En début d’après-midi à la reprise des débats, la défense émet le souhait d’inscrire la question de la légitime défense parmi les questions sur lesquelles les jurés auront à prendre position. La présidente de la cour d’assise prend note.

C’est à l’avocate des parties civiles, Me Bambridge qui représente les filles de la victime, de prendre la parole. « On ne connaît pas les raisons de ces disputes incessantes entre les deux frères. On parle de jalousie, mais la cause, personne ne la connaît.(…) Ce sont des frères chien et chat » avance-t-elle. Pour elle, « les disputes ont dégénéré à cause de l’alcool pour les deux frères, et du cannabis pour Rudy. Ils s’aiment beaucoup et quand ils sont ivres morts, ils se disputent. »

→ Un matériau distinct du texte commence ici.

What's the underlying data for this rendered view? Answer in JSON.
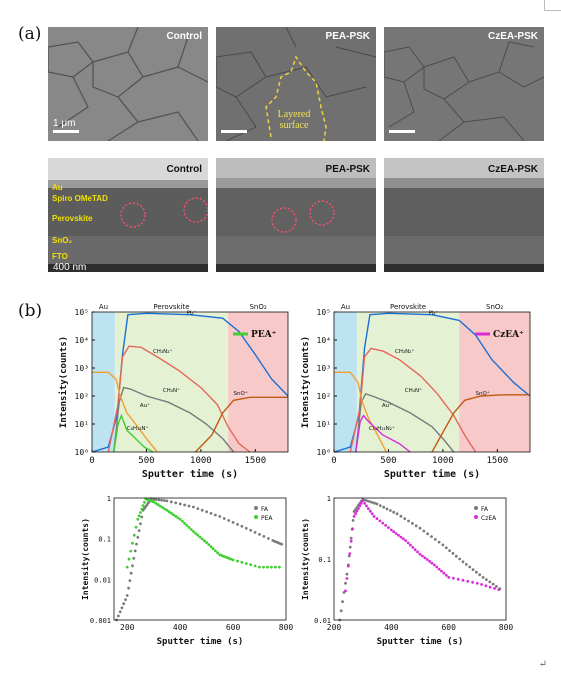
{
  "panel_a_label": "(a)",
  "panel_b_label": "(b)",
  "sem_top": [
    {
      "label": "Control",
      "scale": "1 μm",
      "tone": "#8c8c8c"
    },
    {
      "label": "PEA-PSK",
      "annotation": "Layered surface",
      "tone": "#777777"
    },
    {
      "label": "CzEA-PSK",
      "tone": "#7a7a7a"
    }
  ],
  "sem_bottom": [
    {
      "label": "Control",
      "scale": "400 nm",
      "layers": [
        "Au",
        "Spiro OMeTAD",
        "Perovskite",
        "SnO₂",
        "FTO"
      ]
    },
    {
      "label": "PEA-PSK"
    },
    {
      "label": "CzEA-PSK"
    }
  ],
  "chart_data": [
    {
      "type": "line",
      "xlabel": "Sputter time (s)",
      "ylabel": "Intensity(counts)",
      "xlim": [
        0,
        1800
      ],
      "ylim_log": [
        1,
        100000
      ],
      "xticks": [
        "0",
        "500",
        "1000",
        "1500"
      ],
      "yticks": [
        "10⁰",
        "10¹",
        "10²",
        "10³",
        "10⁴",
        "10⁵"
      ],
      "regions": [
        {
          "name": "Au",
          "from": 0,
          "to": 210,
          "color": "#bde3f2"
        },
        {
          "name": "Perovskite",
          "from": 210,
          "to": 1250,
          "color": "#e4f1d2"
        },
        {
          "name": "SnO₂",
          "from": 1250,
          "to": 1800,
          "color": "#f7c9c8"
        }
      ],
      "legend": "PEA⁺",
      "series": [
        {
          "name": "Pb⁺",
          "color": "#1a6fd6",
          "points": [
            [
              0,
              1
            ],
            [
              150,
              1.5
            ],
            [
              230,
              20
            ],
            [
              280,
              3000
            ],
            [
              330,
              80000
            ],
            [
              500,
              90000
            ],
            [
              900,
              80000
            ],
            [
              1200,
              60000
            ],
            [
              1350,
              20000
            ],
            [
              1500,
              3000
            ],
            [
              1650,
              400
            ],
            [
              1800,
              100
            ]
          ]
        },
        {
          "name": "CH₃N₂⁺",
          "color": "#e8665c",
          "points": [
            [
              150,
              1
            ],
            [
              240,
              50
            ],
            [
              280,
              2500
            ],
            [
              340,
              6000
            ],
            [
              450,
              5500
            ],
            [
              600,
              2500
            ],
            [
              800,
              800
            ],
            [
              1000,
              200
            ],
            [
              1150,
              50
            ],
            [
              1250,
              8
            ],
            [
              1350,
              2
            ],
            [
              1450,
              1
            ]
          ]
        },
        {
          "name": "CH₄N⁺",
          "color": "#7a7a7a",
          "points": [
            [
              200,
              1
            ],
            [
              250,
              60
            ],
            [
              290,
              200
            ],
            [
              350,
              180
            ],
            [
              500,
              100
            ],
            [
              700,
              60
            ],
            [
              900,
              25
            ],
            [
              1050,
              10
            ],
            [
              1200,
              3
            ],
            [
              1300,
              1
            ]
          ]
        },
        {
          "name": "Au⁺",
          "color": "#f0a030",
          "points": [
            [
              0,
              700
            ],
            [
              150,
              700
            ],
            [
              220,
              400
            ],
            [
              260,
              100
            ],
            [
              320,
              25
            ],
            [
              420,
              8
            ],
            [
              500,
              3
            ],
            [
              600,
              1
            ]
          ]
        },
        {
          "name": "C₈H₁₂N⁺",
          "color": "#3ecf2e",
          "points": [
            [
              200,
              1
            ],
            [
              240,
              10
            ],
            [
              270,
              20
            ],
            [
              320,
              6
            ],
            [
              400,
              3
            ],
            [
              480,
              1.5
            ],
            [
              560,
              1
            ]
          ]
        },
        {
          "name": "SnO⁺",
          "color": "#c25a15",
          "points": [
            [
              950,
              1
            ],
            [
              1100,
              4
            ],
            [
              1200,
              25
            ],
            [
              1300,
              70
            ],
            [
              1450,
              90
            ],
            [
              1600,
              90
            ],
            [
              1800,
              90
            ]
          ]
        }
      ],
      "annotations": [
        "Pb⁺",
        "CH₃N₂⁺",
        "CH₄N⁺",
        "Au⁺",
        "SnO⁺",
        "C₈H₁₂N⁺"
      ]
    },
    {
      "type": "line",
      "xlabel": "Sputter time (s)",
      "ylabel": "Intensity(counts)",
      "xlim": [
        0,
        1800
      ],
      "ylim_log": [
        1,
        100000
      ],
      "xticks": [
        "0",
        "500",
        "1000",
        "1500"
      ],
      "yticks": [
        "10⁰",
        "10¹",
        "10²",
        "10³",
        "10⁴",
        "10⁵"
      ],
      "regions": [
        {
          "name": "Au",
          "from": 0,
          "to": 210,
          "color": "#bde3f2"
        },
        {
          "name": "Perovskite",
          "from": 210,
          "to": 1150,
          "color": "#e4f1d2"
        },
        {
          "name": "SnO₂",
          "from": 1150,
          "to": 1800,
          "color": "#f7c9c8"
        }
      ],
      "legend": "CzEA⁺",
      "series": [
        {
          "name": "Pb⁺",
          "color": "#1a6fd6",
          "points": [
            [
              0,
              1
            ],
            [
              150,
              1.5
            ],
            [
              230,
              20
            ],
            [
              280,
              5000
            ],
            [
              330,
              80000
            ],
            [
              500,
              90000
            ],
            [
              900,
              80000
            ],
            [
              1150,
              50000
            ],
            [
              1300,
              15000
            ],
            [
              1450,
              2000
            ],
            [
              1650,
              300
            ],
            [
              1800,
              100
            ]
          ]
        },
        {
          "name": "CH₃N₂⁺",
          "color": "#e8665c",
          "points": [
            [
              150,
              1
            ],
            [
              240,
              40
            ],
            [
              280,
              2500
            ],
            [
              340,
              5000
            ],
            [
              450,
              4000
            ],
            [
              600,
              2000
            ],
            [
              800,
              500
            ],
            [
              950,
              120
            ],
            [
              1100,
              20
            ],
            [
              1200,
              4
            ],
            [
              1300,
              1
            ]
          ]
        },
        {
          "name": "CH₄N⁺",
          "color": "#7a7a7a",
          "points": [
            [
              200,
              1
            ],
            [
              250,
              60
            ],
            [
              290,
              120
            ],
            [
              350,
              100
            ],
            [
              500,
              60
            ],
            [
              700,
              25
            ],
            [
              900,
              8
            ],
            [
              1000,
              3
            ],
            [
              1100,
              1
            ]
          ]
        },
        {
          "name": "Au⁺",
          "color": "#f0a030",
          "points": [
            [
              0,
              700
            ],
            [
              150,
              700
            ],
            [
              220,
              300
            ],
            [
              260,
              60
            ],
            [
              320,
              15
            ],
            [
              400,
              4
            ],
            [
              480,
              1
            ]
          ]
        },
        {
          "name": "C₁₄H₁₃N₂⁺",
          "color": "#d92ad9",
          "points": [
            [
              200,
              1
            ],
            [
              240,
              12
            ],
            [
              270,
              20
            ],
            [
              320,
              12
            ],
            [
              450,
              4
            ],
            [
              600,
              2
            ],
            [
              700,
              1
            ]
          ]
        },
        {
          "name": "SnO⁺",
          "color": "#c25a15",
          "points": [
            [
              900,
              1
            ],
            [
              1000,
              5
            ],
            [
              1100,
              25
            ],
            [
              1200,
              70
            ],
            [
              1350,
              100
            ],
            [
              1550,
              110
            ],
            [
              1800,
              110
            ]
          ]
        }
      ],
      "annotations": [
        "Pb⁺",
        "CH₃N₂⁺",
        "CH₄N⁺",
        "Au⁺",
        "SnO⁺",
        "C₁₄H₁₃N₂⁺"
      ]
    },
    {
      "type": "scatter",
      "xlabel": "Sputter time (s)",
      "ylabel": "Intensity(counts)",
      "xlim": [
        150,
        800
      ],
      "ylim_log": [
        0.001,
        1
      ],
      "xticks": [
        "200",
        "400",
        "600",
        "800"
      ],
      "yticks": [
        "0.001",
        "0.01",
        "0.1",
        "1"
      ],
      "series": [
        {
          "name": "FA",
          "color": "#7a7a7a",
          "points": [
            [
              160,
              0.001
            ],
            [
              200,
              0.004
            ],
            [
              230,
              0.05
            ],
            [
              260,
              0.5
            ],
            [
              290,
              0.95
            ],
            [
              350,
              0.85
            ],
            [
              450,
              0.6
            ],
            [
              550,
              0.35
            ],
            [
              650,
              0.18
            ],
            [
              750,
              0.09
            ],
            [
              790,
              0.07
            ]
          ]
        },
        {
          "name": "PEA",
          "color": "#3ecf2e",
          "points": [
            [
              200,
              0.02
            ],
            [
              240,
              0.3
            ],
            [
              270,
              0.95
            ],
            [
              300,
              0.8
            ],
            [
              350,
              0.5
            ],
            [
              400,
              0.3
            ],
            [
              450,
              0.15
            ],
            [
              500,
              0.08
            ],
            [
              550,
              0.04
            ],
            [
              600,
              0.03
            ],
            [
              700,
              0.02
            ],
            [
              790,
              0.02
            ]
          ]
        }
      ]
    },
    {
      "type": "scatter",
      "xlabel": "Sputter time (s)",
      "ylabel": "Intensity(counts)",
      "xlim": [
        200,
        800
      ],
      "ylim_log": [
        0.01,
        1
      ],
      "xticks": [
        "200",
        "400",
        "600",
        "800"
      ],
      "yticks": [
        "0.01",
        "0.1",
        "1"
      ],
      "series": [
        {
          "name": "FA",
          "color": "#7a7a7a",
          "points": [
            [
              220,
              0.01
            ],
            [
              250,
              0.08
            ],
            [
              270,
              0.6
            ],
            [
              300,
              0.95
            ],
            [
              350,
              0.8
            ],
            [
              420,
              0.55
            ],
            [
              500,
              0.32
            ],
            [
              580,
              0.17
            ],
            [
              650,
              0.09
            ],
            [
              720,
              0.05
            ],
            [
              790,
              0.03
            ]
          ]
        },
        {
          "name": "CzEA",
          "color": "#d92ad9",
          "points": [
            [
              240,
              0.03
            ],
            [
              270,
              0.5
            ],
            [
              300,
              0.9
            ],
            [
              340,
              0.5
            ],
            [
              400,
              0.3
            ],
            [
              450,
              0.2
            ],
            [
              500,
              0.12
            ],
            [
              550,
              0.08
            ],
            [
              600,
              0.05
            ],
            [
              700,
              0.04
            ],
            [
              790,
              0.03
            ]
          ]
        }
      ]
    }
  ],
  "footer_mark": "↵"
}
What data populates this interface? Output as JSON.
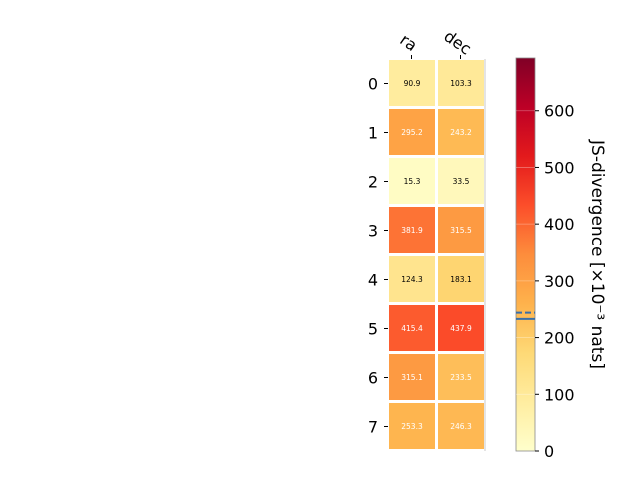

Pointant du doigt l’accusé, « il dit qu’il a eu peur de son frère et de son bâton. Mais il était saoul son frère, c’était facile pour lui de le mettre à terre. » Elle poursuit, « même si le pardon lui est accordé comme le demandent ses nièces, les filles de la victime, il me semble important que la justice se prononce sur ce drame. » Puis à l’adresse des jurés, « Ils vous appartiendra d’apprécier les faits. Les rapports des psychiatres, pas d’accord entre eux, les témoignages des voisins et de la famille. Quant à la légitime défense, il faut que le danger soit réel, et là, ce n’est pas le cas. »

« Il faut sauver Rudy »

« C’est une affaire grave et dramatique. Grave, un homme a tapé un autre. Dramatique, il y a eu une victime, et vous aurez à juger l’accusé pour des coups mortels sur son frère », attaque l’avocat général. S’ensuit un résumé des faits, où il évoque le changement de version des témoignages de la famille, relève que l’accusé « a un casier qui montre son appétence pour les stupéfiants et une violence certaine » et aussi les avis différents des psychiatres. Pour l’homme à la robe rouge, « il y a une alliance objective de la famille. Il faut sauver Rudy ! » Haussant le ton, « ils sont tous revenus sur leur témoignage, une stratégie de défense inopérante au vu du dossier ».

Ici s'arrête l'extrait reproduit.